Two earthquakes were recorded within minutes near Samos in the eastern Aegean on Wednesday afternoon.
The Geodynamic Institute of Athens gave preliminary estimates of 4.3 and 4.2, with the first shock at 14:14, 42 km northeast of the island (the focal point was in Turkey), and the second at 14:18, at 28 km north-east of Samos. The focal depth was 14 and 24 kilometers, respectively.
No damage was reported, but both shocks were felt on the island. Its inhabitants still have not moved away from the strong earthquake that occurred on October 30, 2020. Then as a result earthquakes with a magnitude of 6.7 killed two teenagers, who were crushed by the collapsed wall of an abandoned house. In the neighboring Turkey the consequences were even more tragic – more than 60 people died during this earthquake.
After the catastrophic earthquake in Erzincan in 1939, seven earthquakes with a magnitude of more than 7.0 were recorded, the epicenter of which gradually moved further and further west. Seismologists who follow this pattern believe that one earthquake can cause the next. By analyzing the trends caused by the last major earthquake in the rift, seismologists predicted the next one that hit the city of Izmit with disastrous results in August 1999. In fact, the chain is considered incomplete, and the earthquake will occur further west of the rift, in Constantinople.

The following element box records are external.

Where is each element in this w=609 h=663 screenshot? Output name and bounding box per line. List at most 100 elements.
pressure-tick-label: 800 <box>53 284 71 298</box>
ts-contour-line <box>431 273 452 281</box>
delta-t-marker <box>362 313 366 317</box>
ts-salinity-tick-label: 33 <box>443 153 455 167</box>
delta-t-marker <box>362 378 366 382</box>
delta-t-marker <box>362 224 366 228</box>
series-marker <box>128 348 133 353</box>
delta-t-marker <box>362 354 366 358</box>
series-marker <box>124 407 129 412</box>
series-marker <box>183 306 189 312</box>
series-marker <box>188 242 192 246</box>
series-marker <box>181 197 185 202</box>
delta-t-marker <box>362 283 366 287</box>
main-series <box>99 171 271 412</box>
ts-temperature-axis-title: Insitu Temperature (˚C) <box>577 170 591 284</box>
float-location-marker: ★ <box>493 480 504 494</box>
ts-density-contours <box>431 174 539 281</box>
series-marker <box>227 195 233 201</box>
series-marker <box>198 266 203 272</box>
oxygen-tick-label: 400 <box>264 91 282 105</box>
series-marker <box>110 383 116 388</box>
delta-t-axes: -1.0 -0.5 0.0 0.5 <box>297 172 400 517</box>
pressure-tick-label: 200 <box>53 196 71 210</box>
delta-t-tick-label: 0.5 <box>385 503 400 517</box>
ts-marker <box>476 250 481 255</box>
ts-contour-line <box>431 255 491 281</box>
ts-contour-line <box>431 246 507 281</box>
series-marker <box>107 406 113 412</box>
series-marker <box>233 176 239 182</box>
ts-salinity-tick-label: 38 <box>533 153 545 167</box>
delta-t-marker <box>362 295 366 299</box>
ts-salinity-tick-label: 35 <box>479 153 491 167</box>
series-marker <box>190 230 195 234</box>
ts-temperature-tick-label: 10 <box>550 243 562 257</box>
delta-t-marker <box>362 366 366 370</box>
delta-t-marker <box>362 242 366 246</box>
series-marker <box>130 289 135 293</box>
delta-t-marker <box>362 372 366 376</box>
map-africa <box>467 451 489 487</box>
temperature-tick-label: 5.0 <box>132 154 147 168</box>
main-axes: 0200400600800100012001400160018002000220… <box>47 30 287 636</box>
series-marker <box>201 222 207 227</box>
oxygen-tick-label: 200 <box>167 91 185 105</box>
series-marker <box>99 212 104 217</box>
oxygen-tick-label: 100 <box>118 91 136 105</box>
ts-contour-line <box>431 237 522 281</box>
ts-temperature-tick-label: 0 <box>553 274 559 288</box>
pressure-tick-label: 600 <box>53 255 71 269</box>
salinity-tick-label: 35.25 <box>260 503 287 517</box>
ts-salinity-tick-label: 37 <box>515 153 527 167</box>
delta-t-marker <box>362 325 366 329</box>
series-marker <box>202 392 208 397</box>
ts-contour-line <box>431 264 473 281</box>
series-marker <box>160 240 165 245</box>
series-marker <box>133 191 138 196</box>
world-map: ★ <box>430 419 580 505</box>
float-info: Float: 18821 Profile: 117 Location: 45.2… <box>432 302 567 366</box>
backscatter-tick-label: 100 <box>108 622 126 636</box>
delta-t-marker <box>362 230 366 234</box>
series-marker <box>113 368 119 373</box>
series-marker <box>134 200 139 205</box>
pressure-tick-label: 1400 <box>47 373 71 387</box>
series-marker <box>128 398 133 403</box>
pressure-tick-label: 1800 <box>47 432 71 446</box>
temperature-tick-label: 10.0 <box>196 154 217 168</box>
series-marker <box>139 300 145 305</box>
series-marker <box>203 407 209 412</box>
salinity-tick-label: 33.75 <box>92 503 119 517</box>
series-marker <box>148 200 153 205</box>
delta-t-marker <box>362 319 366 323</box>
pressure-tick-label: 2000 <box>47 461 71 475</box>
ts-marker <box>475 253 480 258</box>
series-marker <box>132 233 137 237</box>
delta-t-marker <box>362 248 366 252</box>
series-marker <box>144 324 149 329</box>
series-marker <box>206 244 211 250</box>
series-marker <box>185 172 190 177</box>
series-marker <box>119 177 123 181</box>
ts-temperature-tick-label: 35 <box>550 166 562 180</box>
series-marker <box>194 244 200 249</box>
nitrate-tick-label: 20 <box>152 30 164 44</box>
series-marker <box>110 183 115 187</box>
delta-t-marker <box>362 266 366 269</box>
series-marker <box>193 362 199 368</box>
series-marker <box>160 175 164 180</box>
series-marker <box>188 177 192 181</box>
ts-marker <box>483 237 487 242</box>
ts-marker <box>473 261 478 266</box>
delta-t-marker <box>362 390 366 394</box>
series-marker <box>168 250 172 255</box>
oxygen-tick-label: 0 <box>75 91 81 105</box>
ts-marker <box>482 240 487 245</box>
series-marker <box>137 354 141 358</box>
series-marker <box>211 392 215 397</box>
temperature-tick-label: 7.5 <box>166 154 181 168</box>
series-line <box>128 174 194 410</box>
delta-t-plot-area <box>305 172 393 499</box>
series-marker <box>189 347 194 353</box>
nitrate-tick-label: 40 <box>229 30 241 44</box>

Some of the strongest earthquakes in northern Anatolia are:
1939 Erzincan, 7.8 Richter, 32,700+ killed and more than 100,000 wounded 1942 Nixar-Erbaa, 7 Richters, ~ 3,000 killed 1943 Tosya-Ladik, 7.2 Richter, 2824 killed 1944 Bolu-Gerede – 7.2 Richter, 3959 killed 1949 Karlev, 6.7 Richter, 320 killed 1951 Kursunlow, 6.9 Richter, 50 killed and 3354 wounded 1957, Abad, 7.1 Richter, 52 killed 1966 Varto, 6.9 Richter, 2394 killed and 1,489 wounded 1967 Mountourno Valley, 7.1 Richter, 86 dead, 332 wounded 1992 Erzincan, 6.7 Richter, 498+ dead, at least 2,000 wounded 1999 Izmit, 7.6 Richter, 17 118+ dead and 43 953+ injured 1999 Duzce, 7.2 Richter, 845+ dead and 4948 injured.
19 major active faults in the Aegean Sea that threaten Greece
The bottom of the Aegean Sea between Skyros, the island of Mytilene and Agios Efstratios hides a total of 19 large active faults more than seven kilometers long each, which can cause strong earthquakes of magnitude 6.1 to 7.4 on the Richter scale. In fact, eight of them can “give” earthquakes of more than 7 points on the Richter scale.
Of the 19 active events that were first mapped a few years ago, only three were known in recent decades and are included in seismic lists. Since their discovery, scientists have believed that “the area’s potential seismic risk has been underestimated” and that “these faults can cause massive earthquakes that could wreak havoc on the surrounding islands.”
According to the estimates of the researchers who made the corresponding publication in the journal “Marine Geology”, in addition to Agios Efstratios, an earthquake of magnitude 7.1, as a result of which 20 people died in 1968 and the reactivation of which takes several centuries, as well as three more faults that “gave smaller earthquakes in the last 30 years, the remaining faults could cause a strong earthquake with a magnitude of 6.1 to 7.3. But it is still impossible to determine whether this will happen in a few years or in decades.
The almost triangular Skyros basin, whose depth ranges from 600 to 1050 meters, has a tectonic structure. Similar to the structure of the neighboring North Aegean Basin, but with a smaller size and slower deformation rates. The activation of faults in the area of the Skyros depression and the beginning of the subsidence of this area began quite recently, several hundred thousand years ago. Therefore, at the bottom of a shallow platform around the depression, one can see the old background and only a few modern deposits of several tens of meters.
Scientists are trying to map underwater faults in great detail in order to know their potential and the magnitude of the earthquake they can cause. The bottom of the Skyros Basin was surveyed by the oceanographic vessel Marine Geology in 2002, 2003 and 2013. Among other finds, it was found that the total displacements in the faults are on the order of one to one and a half kilometers, with the formation of underwater rocks several hundred meters high.
In addition to the 7.1 magnitude earthquake on February 19, 1968, with an epicenter near Agios Efstratios (which caused a small tsunami to the island of Lemnos), other major earthquakes in the area occurred on March 4, 1967 in the Skyros basin (6.2 points) and December 19, 1981 in the eastern part of the same basin (6.8 points), which caused more damage in Mytilene than in Skyros. This was followed by strong aftershocks with the highest score of 6.3 points out of 27 points. On July 26, 2001, a few kilometers southwest of Skyros, an earthquake of 6.4 magnitude occurred at a depth of 13 km.